3. Ale było pisane o Finansowym, że mieli czasowe to wiadomo, ale to ich hobby, więc chyba dobrze, że mieli na to czas, a nie kara.
4. Nie rozumiem, to żadna retoryka, tylko fakt, że ktoś wyżej oisał o balansie jako minusie, a ten komu odpisywałem odwrotnie.
-
Re: Frakcje w TW:R2 - dyskusja (Preview frakcji nr 8 - EGIPT
Tomcio, to nie tylko błędy graficzne. Ta gra miała być najbardziej historyczna z serii, a już po jednostkach i podziale mapy i doborze frakcyj historyczność mają gdzieś, tak samo jak balans jednostek. Pograj sobie w mody do takiego Rome czy Medieval II - tak każda frakcja ma naprawdę duży wybór starannie dopracowanych jednostek, a tu mamy tzw. kicz i wynaturzenie. Psy bojowe? Berserkir? Macedońscy tarczownicy jako nazwa dla hypaspistai, którzy przypominają rekrutów z jakieś trzeciorzędnej formacji, a nie elitę. Mapa, w której większość frakcji nie ma terytoriów, które były ich.
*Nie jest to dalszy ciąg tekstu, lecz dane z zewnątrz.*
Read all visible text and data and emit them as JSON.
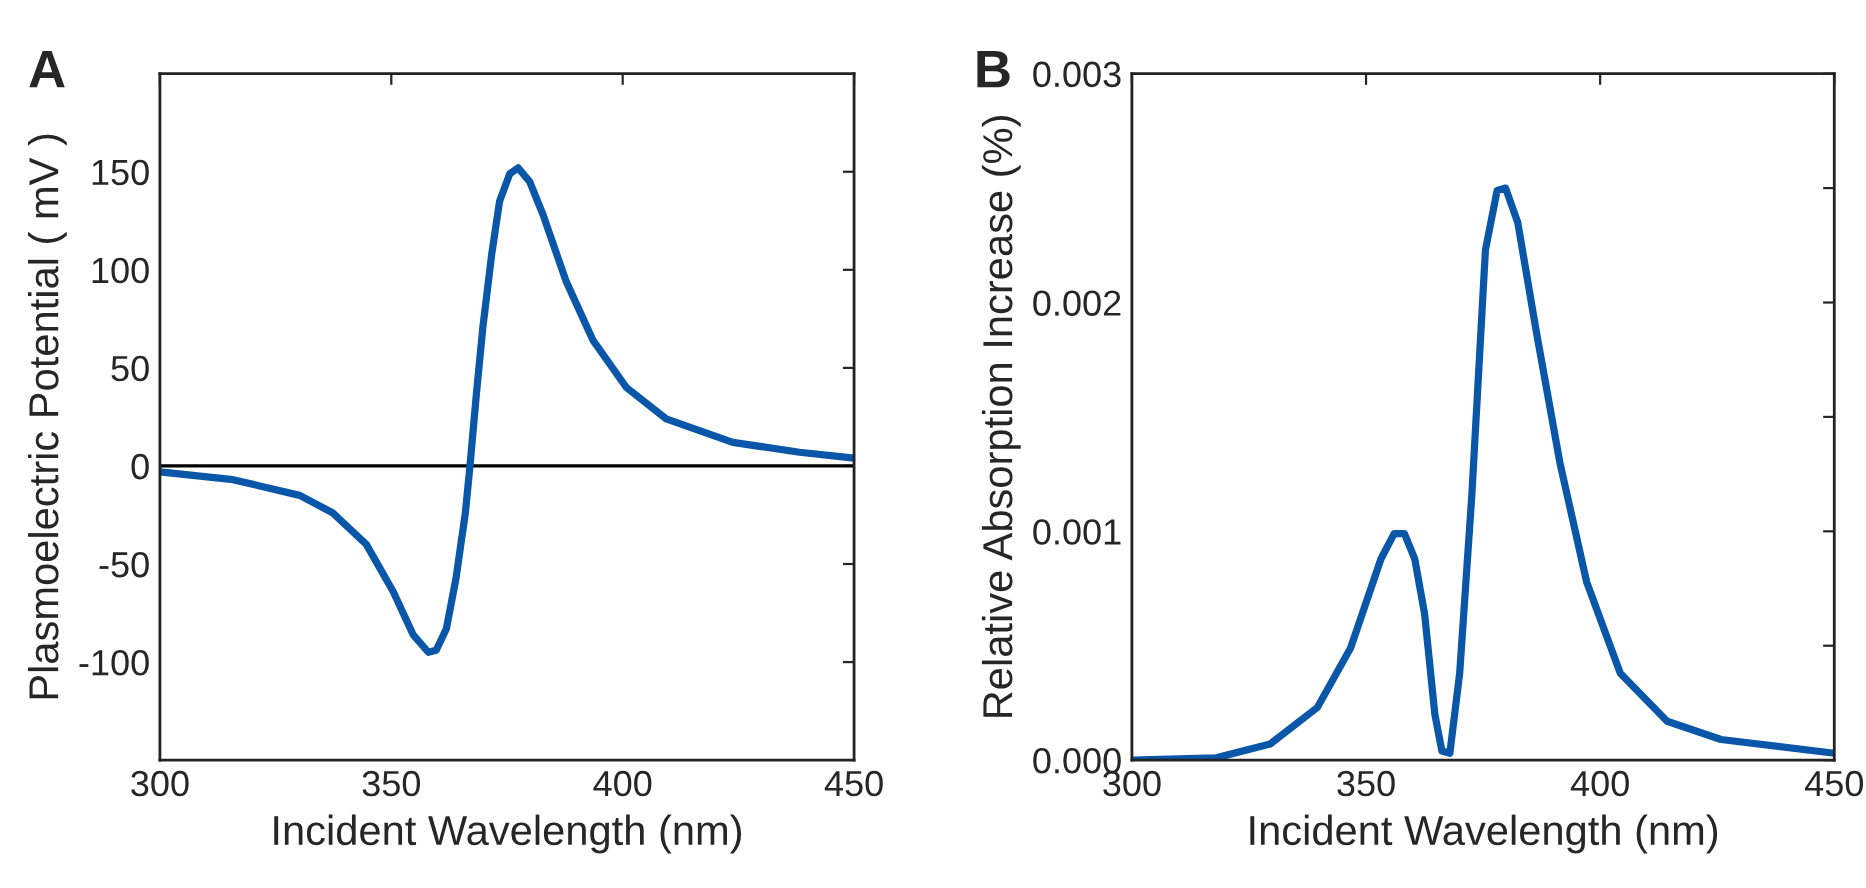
{
  "chart_data": [
    {
      "type": "line",
      "title": "A",
      "xlabel": "Incident Wavelength (nm)",
      "ylabel": "Plasmoelectric Potential ( mV )",
      "xlim": [
        300,
        450
      ],
      "ylim": [
        -150,
        200
      ],
      "xticks": [
        300,
        350,
        400,
        450
      ],
      "yticks": [
        -100,
        -50,
        0,
        50,
        100,
        150
      ],
      "grid": false,
      "legend": false,
      "marker": "none",
      "line_style": "solid",
      "ref_lines": [
        {
          "axis": "y",
          "value": 0,
          "color": "#000000"
        }
      ],
      "series": [
        {
          "color": "#0a56a8",
          "x": [
            300,
            315.8,
            330.2,
            337.4,
            344.6,
            350.4,
            354.7,
            358,
            359.7,
            361.9,
            364,
            366,
            367,
            368.4,
            369.8,
            371.7,
            373.4,
            375.6,
            377.4,
            379.9,
            382.8,
            387.8,
            393.6,
            400.8,
            409.4,
            423.8,
            438.2,
            450
          ],
          "values": [
            -3,
            -7,
            -15,
            -24,
            -40,
            -64,
            -86,
            -95,
            -94,
            -83,
            -57,
            -24,
            0,
            37,
            71,
            108,
            135,
            149,
            152,
            145,
            128,
            94,
            64,
            40,
            24,
            12,
            7,
            4
          ]
        }
      ]
    },
    {
      "type": "line",
      "title": "B",
      "xlabel": "Incident Wavelength (nm)",
      "ylabel": "Relative Absorption Increase (%)",
      "xlim": [
        300,
        450
      ],
      "ylim": [
        0,
        0.003
      ],
      "xticks": [
        300,
        350,
        400,
        450
      ],
      "yticks": [
        {
          "value": 0,
          "label": "0.000"
        },
        {
          "value": 0.0005,
          "label": null
        },
        {
          "value": 0.001,
          "label": "0.001"
        },
        {
          "value": 0.0015,
          "label": null
        },
        {
          "value": 0.002,
          "label": "0.002"
        },
        {
          "value": 0.0025,
          "label": null
        },
        {
          "value": 0.003,
          "label": "0.003"
        }
      ],
      "grid": false,
      "legend": false,
      "marker": "none",
      "line_style": "solid",
      "series": [
        {
          "color": "#0a56a8",
          "x": [
            300,
            318,
            329.5,
            339.6,
            346.7,
            353.2,
            356,
            358.2,
            360.4,
            362.5,
            364.7,
            366.2,
            367.9,
            370,
            372.6,
            375.5,
            378,
            379.8,
            382.4,
            386.3,
            391.4,
            397.1,
            404.3,
            414.3,
            425.8,
            450
          ],
          "values": [
            0,
            1e-05,
            7e-05,
            0.00023,
            0.00049,
            0.00088,
            0.00099,
            0.00099,
            0.00088,
            0.00064,
            0.0002,
            4e-05,
            3e-05,
            0.00038,
            0.00116,
            0.00223,
            0.00249,
            0.0025,
            0.00235,
            0.00188,
            0.0013,
            0.00078,
            0.00038,
            0.00017,
            9e-05,
            3e-05
          ]
        }
      ]
    }
  ]
}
Nie obraź się, ale tak jak ty nas nazwałeś idiotami, tak ja cię nazwę klakierem - bo atakujesz krytyków gry niczym klakierzy z TW Center.
Eh, niestety spełniły się moje obawy z pierwszej strony.
-
Re: Frakcje w TW:R2 - dyskusja (Preview frakcji nr 8 - EGIPT
@Tomcio...
1. Dobrze zrozumiałem, ale zbytnio wywyższyłeś tą "grafikę". A w kolejnych postach widać zaprzeczenie( nie dosłownie) kolejnego względem macierzystego.
2. Swój poziom... mogłeś zacytować tylko do siebie i nie zasłaniaj się innymi.
3. W ogóle dla mnie to jest początek negowania ich pracy..... aż szkoda pisać.
4. ...... :| szkoda pisać
Adrian... racja ;)
-
Re: Frakcje w TW:R2 - dyskusja (Preview frakcji nr 8 - EGIPT
No właśnie miała być najbardziej historyczną z serii i takie zapowiedzi słyszałem, a nie, że będzie historyczna na 100%. A z tego co wiem, nawet KLA i inni pisali, że rzeczywiście zapowiada się na najbardziej historyczną (mogę się mylić, bo jakiś czas tu nie byłem, a żeby nie było, że znowu piszę jakie kto ma zdanie), tylko błędy jakie podają mają skłonić do zrobienie gry na 100% historycznej.
"którzy przypominają rekrutów z jakieś trzeciorzędnej formacji, a nie elitę."
Czyli grafika................ Wolę to niż to co mamy w innych strategiach, gdzie wcale nie widać szczegółów jednostek itp. rzeczy już pisze któryś raz.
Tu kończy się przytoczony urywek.